Ireland, West Germany and the New Europe, 1949-73: Best Friend and Ally? by Mervyn O'Driscoll

Ireland, West Germany and the New Europe, 1949-73: Best Friend and Ally? by Mervyn O'Driscoll

Author:Mervyn O'Driscoll [O'Driscoll, Mervyn]
Language: eng
Format: epub
Tags: Europe, Comparative Politics, Political Science, History, General
ISBN: 9781526126061
Google: 7HK5DwAAQBAJ
Publisher: Manchester University Press
Published: 2018-01-10T10:21:10+00:00


Adapting to European foreign preferences

A reconfiguration of Irish foreign policy was also palpable in other arenas and it broadly coincided with Lemass’s elevation to the head of government and the appearance of European trade divisions. Until this juncture, Ireland had remained an independent-minded actor in the UN under Aiken’s stewardship (after 1957). It had demonstrated limited common cause with its European neighbours in the UN’s Western European Group. This was signified by its non-membership of NATO and its unreliability on several issues of concern to the Western Europeans.32

The AA, it will be recalled, was disconcerted by Aiken’s proposal in 1957 recommending NATO and Warsaw Pact troop disengagement in the Central European zone to create a neutral zone. Bonn regarded Aiken’s intervention as unsolicited and ill-advised.33 Such unilateralism in an area of direct interest to Germany without advance consultation was unwise. Irish support for Chinese membership of UN was also contra the American line that was mimicked by the Western Europeans in the UN. Adenauer’s Germany was a devotee of US policy preferences on most matters; its security depended on US sponsorship and activism in NATO. Aiken’s maverick behaviour (by Western standards) in the UN in 1957 and 1958 had not been greeted with acclamation in West German circles.

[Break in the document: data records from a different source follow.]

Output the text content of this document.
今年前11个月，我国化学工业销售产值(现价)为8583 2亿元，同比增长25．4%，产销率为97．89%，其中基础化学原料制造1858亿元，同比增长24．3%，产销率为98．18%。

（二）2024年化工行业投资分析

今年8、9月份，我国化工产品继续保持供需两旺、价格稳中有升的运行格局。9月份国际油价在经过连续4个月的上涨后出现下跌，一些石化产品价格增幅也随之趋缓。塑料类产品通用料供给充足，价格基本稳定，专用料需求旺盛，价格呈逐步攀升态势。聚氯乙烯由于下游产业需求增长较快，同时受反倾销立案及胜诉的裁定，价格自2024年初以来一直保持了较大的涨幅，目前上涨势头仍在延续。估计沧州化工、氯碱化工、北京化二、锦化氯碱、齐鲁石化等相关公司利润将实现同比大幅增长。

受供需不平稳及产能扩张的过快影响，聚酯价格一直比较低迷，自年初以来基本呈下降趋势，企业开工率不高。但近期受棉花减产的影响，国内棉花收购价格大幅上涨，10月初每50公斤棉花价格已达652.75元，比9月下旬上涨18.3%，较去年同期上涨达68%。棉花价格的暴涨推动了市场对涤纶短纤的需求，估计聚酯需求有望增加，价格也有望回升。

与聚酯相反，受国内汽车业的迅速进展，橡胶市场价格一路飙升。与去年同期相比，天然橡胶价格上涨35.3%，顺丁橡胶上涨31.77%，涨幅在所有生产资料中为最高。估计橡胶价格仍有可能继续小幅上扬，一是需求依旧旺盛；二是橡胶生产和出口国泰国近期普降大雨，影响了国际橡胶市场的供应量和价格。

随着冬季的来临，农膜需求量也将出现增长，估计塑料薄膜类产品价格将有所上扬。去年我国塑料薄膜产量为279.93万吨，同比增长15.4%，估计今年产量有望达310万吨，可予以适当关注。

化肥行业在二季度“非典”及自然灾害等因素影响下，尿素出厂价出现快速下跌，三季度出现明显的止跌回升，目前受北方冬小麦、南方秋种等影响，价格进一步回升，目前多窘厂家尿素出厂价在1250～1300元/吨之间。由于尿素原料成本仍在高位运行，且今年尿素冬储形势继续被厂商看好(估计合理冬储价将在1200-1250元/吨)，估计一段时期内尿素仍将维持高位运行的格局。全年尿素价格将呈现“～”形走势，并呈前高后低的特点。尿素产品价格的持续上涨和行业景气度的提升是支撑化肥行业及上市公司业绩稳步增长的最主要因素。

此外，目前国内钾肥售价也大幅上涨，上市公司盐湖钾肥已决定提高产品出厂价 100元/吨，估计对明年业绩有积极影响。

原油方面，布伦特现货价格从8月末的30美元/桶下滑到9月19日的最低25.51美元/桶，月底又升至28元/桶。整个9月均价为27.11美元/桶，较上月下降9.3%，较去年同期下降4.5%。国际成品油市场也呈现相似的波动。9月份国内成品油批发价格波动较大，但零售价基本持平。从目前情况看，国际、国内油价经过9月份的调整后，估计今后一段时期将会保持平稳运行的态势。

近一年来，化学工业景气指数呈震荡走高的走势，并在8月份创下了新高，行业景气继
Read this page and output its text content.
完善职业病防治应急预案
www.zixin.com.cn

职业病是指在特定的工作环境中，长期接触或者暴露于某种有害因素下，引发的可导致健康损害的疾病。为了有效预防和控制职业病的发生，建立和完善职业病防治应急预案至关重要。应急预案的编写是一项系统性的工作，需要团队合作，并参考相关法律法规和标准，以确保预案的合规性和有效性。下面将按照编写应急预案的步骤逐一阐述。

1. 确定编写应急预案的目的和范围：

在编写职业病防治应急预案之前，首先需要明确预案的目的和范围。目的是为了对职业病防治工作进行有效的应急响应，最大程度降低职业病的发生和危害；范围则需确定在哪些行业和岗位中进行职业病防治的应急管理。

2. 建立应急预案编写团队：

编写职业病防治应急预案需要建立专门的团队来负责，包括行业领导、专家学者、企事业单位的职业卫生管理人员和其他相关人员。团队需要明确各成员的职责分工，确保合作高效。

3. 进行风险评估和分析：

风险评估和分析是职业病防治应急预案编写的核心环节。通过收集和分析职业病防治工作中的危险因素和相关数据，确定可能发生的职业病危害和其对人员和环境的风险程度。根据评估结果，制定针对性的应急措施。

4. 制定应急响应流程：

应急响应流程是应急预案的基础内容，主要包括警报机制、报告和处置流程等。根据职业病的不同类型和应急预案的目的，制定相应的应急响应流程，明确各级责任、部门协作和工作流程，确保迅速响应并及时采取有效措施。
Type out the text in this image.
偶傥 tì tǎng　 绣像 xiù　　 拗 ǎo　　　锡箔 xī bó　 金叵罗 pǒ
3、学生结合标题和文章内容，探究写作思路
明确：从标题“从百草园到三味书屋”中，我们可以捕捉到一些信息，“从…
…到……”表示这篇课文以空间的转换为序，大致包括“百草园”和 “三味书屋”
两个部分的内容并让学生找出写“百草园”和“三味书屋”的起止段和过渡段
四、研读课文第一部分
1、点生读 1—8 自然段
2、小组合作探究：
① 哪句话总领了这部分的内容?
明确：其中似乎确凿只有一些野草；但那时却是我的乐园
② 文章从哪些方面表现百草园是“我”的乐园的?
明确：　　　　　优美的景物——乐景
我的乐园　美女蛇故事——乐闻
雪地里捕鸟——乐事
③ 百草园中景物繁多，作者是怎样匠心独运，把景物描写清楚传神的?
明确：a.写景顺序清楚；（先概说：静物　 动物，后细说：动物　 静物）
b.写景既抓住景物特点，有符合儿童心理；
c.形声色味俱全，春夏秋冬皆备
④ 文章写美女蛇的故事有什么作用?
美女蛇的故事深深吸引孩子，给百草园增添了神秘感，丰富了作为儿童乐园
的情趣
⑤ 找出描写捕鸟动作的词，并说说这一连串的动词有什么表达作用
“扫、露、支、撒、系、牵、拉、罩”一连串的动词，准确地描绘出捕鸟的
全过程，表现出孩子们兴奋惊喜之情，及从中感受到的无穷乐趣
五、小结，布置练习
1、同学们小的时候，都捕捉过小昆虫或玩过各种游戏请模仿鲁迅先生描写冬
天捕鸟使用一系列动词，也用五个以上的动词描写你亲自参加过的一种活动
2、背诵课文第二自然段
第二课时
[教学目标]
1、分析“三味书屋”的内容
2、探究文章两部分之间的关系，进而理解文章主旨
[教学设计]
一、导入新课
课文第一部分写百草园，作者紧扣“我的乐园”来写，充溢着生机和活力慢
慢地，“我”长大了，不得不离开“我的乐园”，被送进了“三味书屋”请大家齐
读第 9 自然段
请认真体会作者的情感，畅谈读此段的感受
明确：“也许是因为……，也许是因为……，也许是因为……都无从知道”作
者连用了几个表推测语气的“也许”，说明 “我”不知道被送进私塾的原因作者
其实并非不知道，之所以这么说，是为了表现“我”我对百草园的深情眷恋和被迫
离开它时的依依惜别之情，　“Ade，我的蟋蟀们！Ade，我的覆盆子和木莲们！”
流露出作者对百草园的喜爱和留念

Irish membership of the UN was important in German official minds, particularly in the light of the Germany non-membership of this important organisation. In line with its standard practice since the 1950s, the Irish Republic remained an unflagging adherent to the Hallstein Doctrine.34 It resolutely refused to recognise the GDR as an independent sovereign state designating it ‘the Soviet Occupied Zone of Germany’ in line with NATO practice.35 Bonn and West German public opinion were grateful for Aiken’s plea for German reunification at the opening general debate of the 14th session of UN General Assembly in September 1959:

If a just and lasting peace is to be made in Europe, the problem of German reunification must be settled in accordance with the will of the majority of the German people and the right of nations to unity and independence. There is, as far as we can see, no peaceful and permanent solution for Berlin, except as the capital of a united Germany.36

His modulated intimation suggesting a central European zone of peace inspected by the UN, consisting of ‘a reunited Germany, together with Poland and other eastern European countries … free from foreign troops, free from weapons of blitzkrieg and mass destruction’, also gained coverage.37 The German papers were silent about the main part of Aiken’s speech which was devoted to the dangers of nuclear weapons and the necessity for nuclear non-dissemination and a test ban.38

As a result of the publicity surrounding the German reunification component of Aiken’s 1959 speech, a member of the Irish Legation was invited to visit the border between the FRG and the GDR in October 1959.39 Next Frederick Boland, the Irish permanent representative to the UN, stood as a candidate in the elections for the presidency of the General Assembly for the 15th session of the UN (1960–61).